The cases which do bother me are when an employer or public agency demands prospective employees to friend them or change the privacy settings of accounts to allow arbitrary snooping. People have a right to privacy. My own rule is not to post things online which I don’t want everyone to see (my Facebook account is all pictures of my kids), but that doesn’t mean I willingly give up my privacy. Nobody should.
Great post!
I’d like to create several fake profiles of the people doing the interview. Then when they pull up my Google results, I’d ask if they would be kind enough to show me what theirs look like so I have a good example of what to strive for. Hopefully they will do themselves and come up with lots of drinking and 1/2 naked pics. I still won’t get the job, but it would be nice to see their face when I ask them if they really believe everything the find on the internet.
If an employer didn’t offer me a position (or even revoked a position) based on what I publish on location based social networks like Gowalla and Foursquare, then I don’t think I’d want to work for that company anyways. Sure, you can come up with examples of data sets that would indicate potentially work related problems, such as check-ins at the same bar five nights a week, but in most cases, social check-ins are just going to show a healthy life outside of work, which employers should value, rather than consider as a potential risk.

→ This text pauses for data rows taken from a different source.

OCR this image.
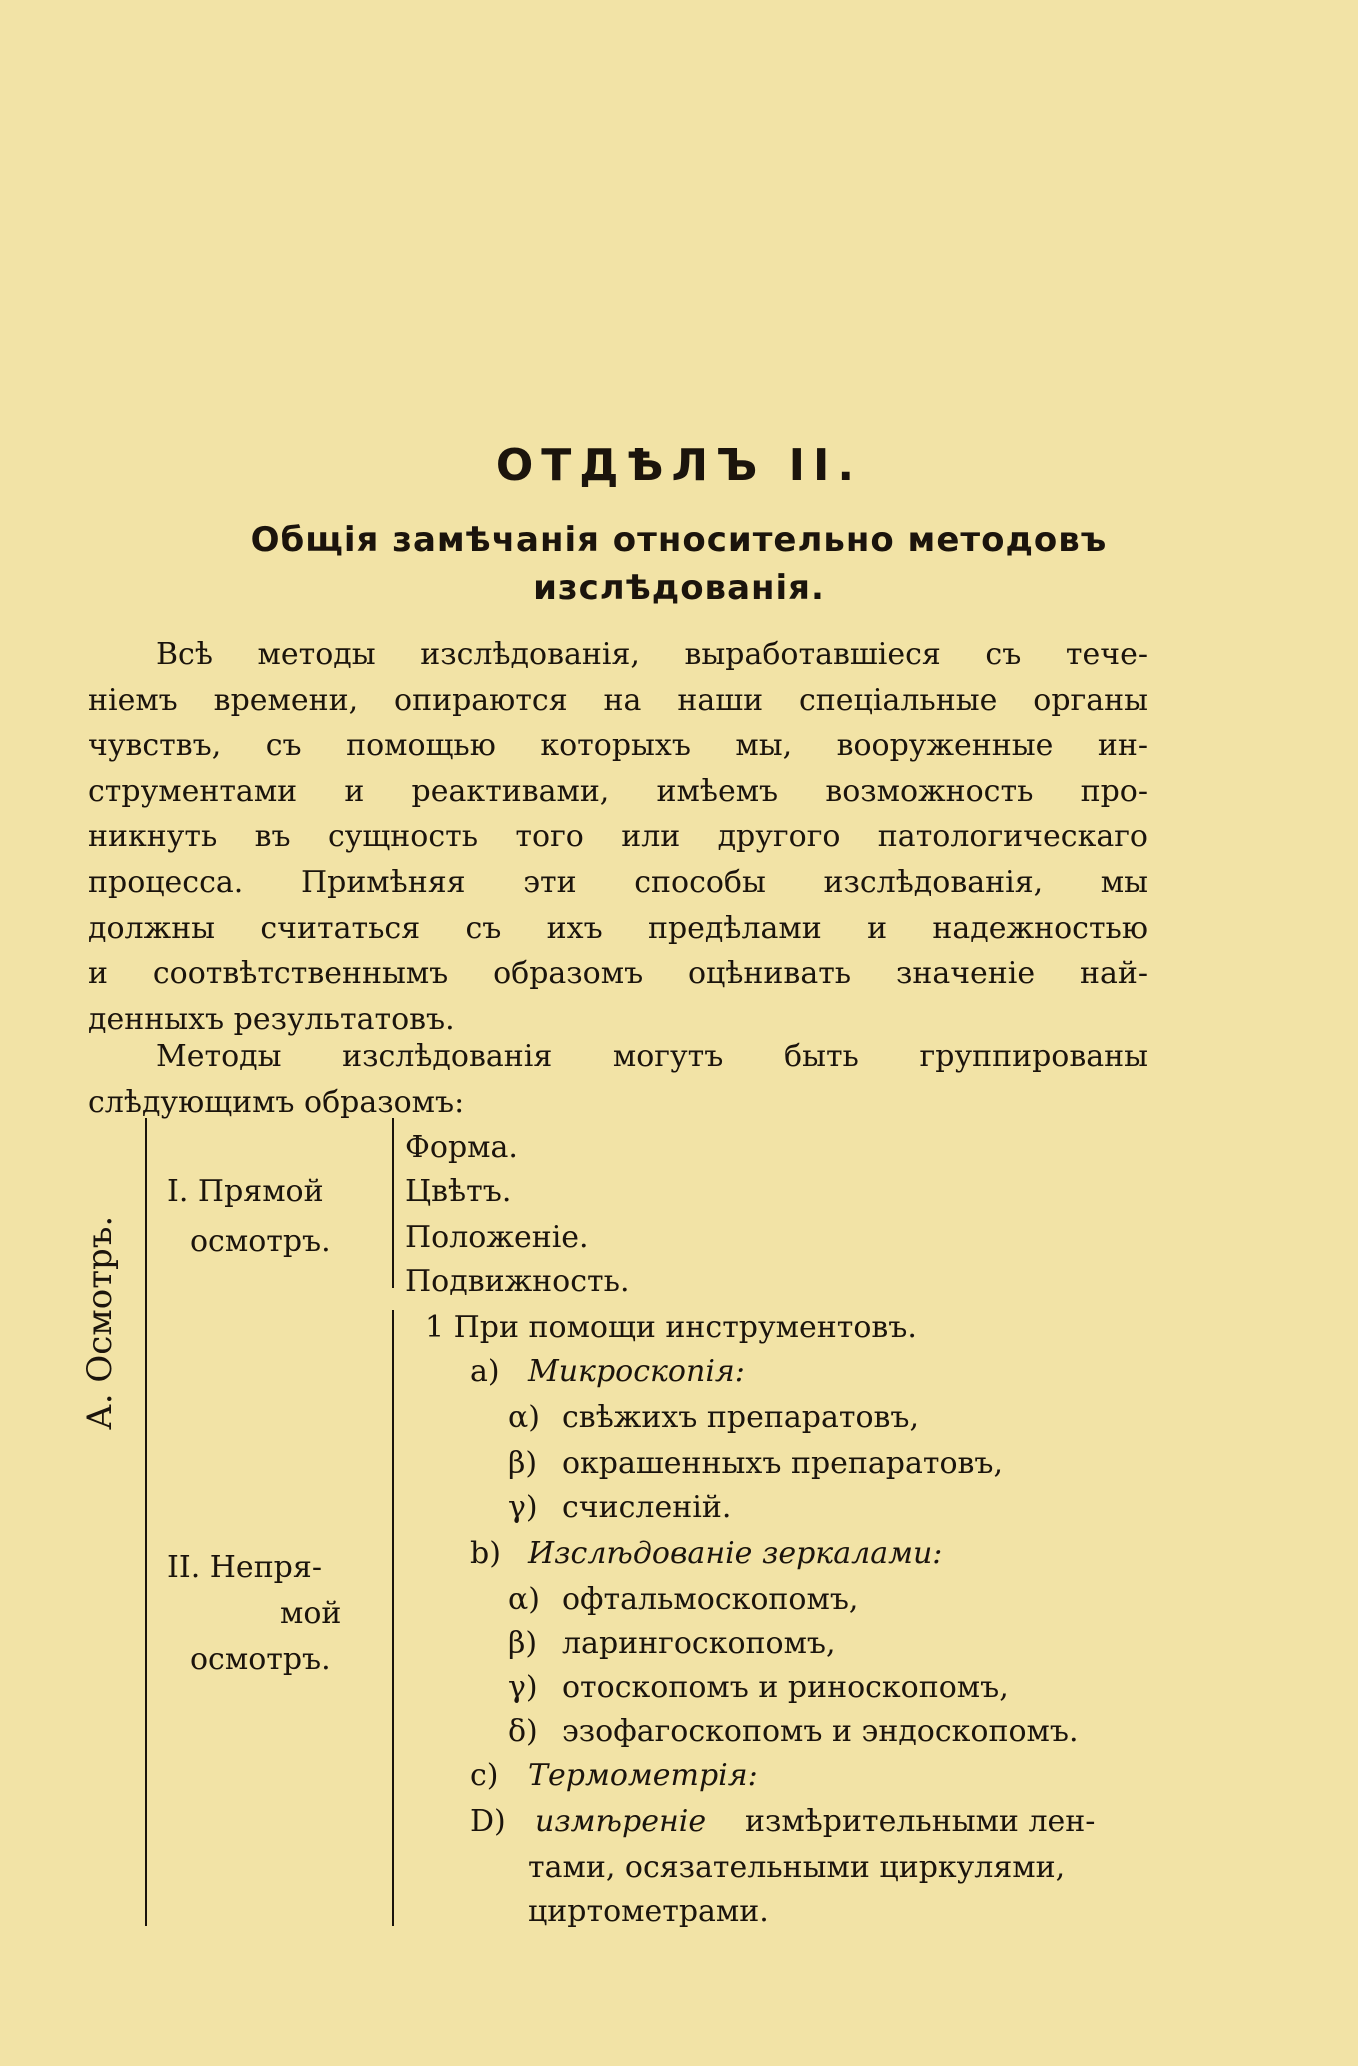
ОТДѢЛЪ II.
Общія замѣчанія относительно методовъ
изслѣдованія.
Всѣ методы изслѣдованія, выработавшіеся съ тече-
ніемъ времени, опираются на наши спеціальные органы
чувствъ, съ помощью которыхъ мы, вооруженные ин-
струментами и реактивами, имѣемъ возможность про-
никнуть въ сущность того или другого патологическаго
процесса. Примѣняя эти способы изслѣдованія, мы
должны считаться съ ихъ предѣлами и надежностью
и соотвѣтственнымъ образомъ оцѣнивать значеніе най-
денныхъ результатовъ.
Методы изслѣдованія могутъ быть группированы
слѣдующимъ образомъ:
А. Осмотръ.
I. Прямой
осмотръ.
Форма.
Цвѣтъ.
Положеніе.
Подвижность.
II. Непря-
мой
осмотръ.
1 При помощи инструментовъ.
a) Микроскопія:
α) свѣжихъ препаратовъ,
β) окрашенныхъ препаратовъ,
γ) счисленій.
b) Изслѣдованіе зеркалами:
α) офтальмоскопомъ,
β) ларингоскопомъ,
γ) отоскопомъ и риноскопомъ,
δ) эзофагоскопомъ и эндоскопомъ.
c) Термометрія:
D) измѣреніе измѣрительными лен-
тами, осязательными циркулями,
циртометрами.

That said, I agree with Ben’s comment that privacy controls are going to be increasingly important for all social services, not just location based services, as we continue to put more and more of our lives online. Data like what we share with Gowalla and Foursquare can reveal a lot about someone, so it’s important for each user to be able to decide just how open they want to be with that data, since everyone will have different privacy needs, wheter it’s just for a sense of personal privacy, or for work related privacy like that discussed in this article.
Well, that depends on how tightly privacy controls are managed. A lot of these reports that employers didn’t make an offer because of photos they saw on Facebook sounds like BS to me… until a month or so ago you couldn’t look at a person’s profile unless you were friends and even now its still not possible to see the photo album of someone you are not friends with.
(if you friend the recruiter/interviewer then that’s your own fault).
Right now sites like FourSquare and Gowalla have varying degrees of privacy – and this will change over time too. For me it’s kinda obvious that to achieve mainstream these sites need to cater to privacy issues beyond any other social network before – and they will get that right.
What is much more interesting is looking at people’s twitpic/etc uploads + many now have GPS embedded in the EXIF info.
interesting about the GPS info in photos – I’m sure someone will create a service for employers that provides a simple dashboard for lookups of any person. Would be a moneymaker I bet.